An apartment building collapsed Sunday in Poland’s western city of Poznan, killing four people and injuring 24 others, officials said as firefighters and rescuers with dogs combed the rubble in search of more victims.
The building contained 18 apartments and housed 40 residents, according to firefighters’ spokesman Slawomir Brandt, who gave the death toll.
Polish TV channel TVP INFO showed part of a four-story building in a heap and rescuers checking the debris in sub-freezing temperatures. The search was expected to continue until Monday.
Police and prosecutors questioned witnesses at the site.
“We heard this loud bang and then terrible cries from people ‘Save us! Save us!,'” ground floor resident Krzysztof Sledz told state news agency PAP. “My wife and I dressed and left the apartment to help the neighbors.”
Sledz said they pulled their neighbor’s 2-year-old daughter from a bed strewn with rubble.
“I thought she was dead, she was blue. But they say she is in hospital,” Sledz said.

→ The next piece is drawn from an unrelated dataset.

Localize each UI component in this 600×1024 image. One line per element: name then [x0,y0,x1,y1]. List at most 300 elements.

Hospital spokeswoman Urszula Laszynska said one young girl was hospitalized in stable condition, while two other children were dismissed after being treated for bruises.
Displaced residents were offered shelter and food at a nearby hotel. Officials said the remaining part of the building was unsafe and would be torn down.
The government has promised shelter and financial support for the residents.
Regional governor Zbigniew Hoffman said it was too early to determine the cause of the collapse, but added that a gas explosion was one possible explanation.
Gas service to the site was cut off, and the remaining part of the building closed.
Last April, six people were killed and four injured when a gas explosion caused a small apartment building to collapse in the southwestern Polish town of Swiebodzice.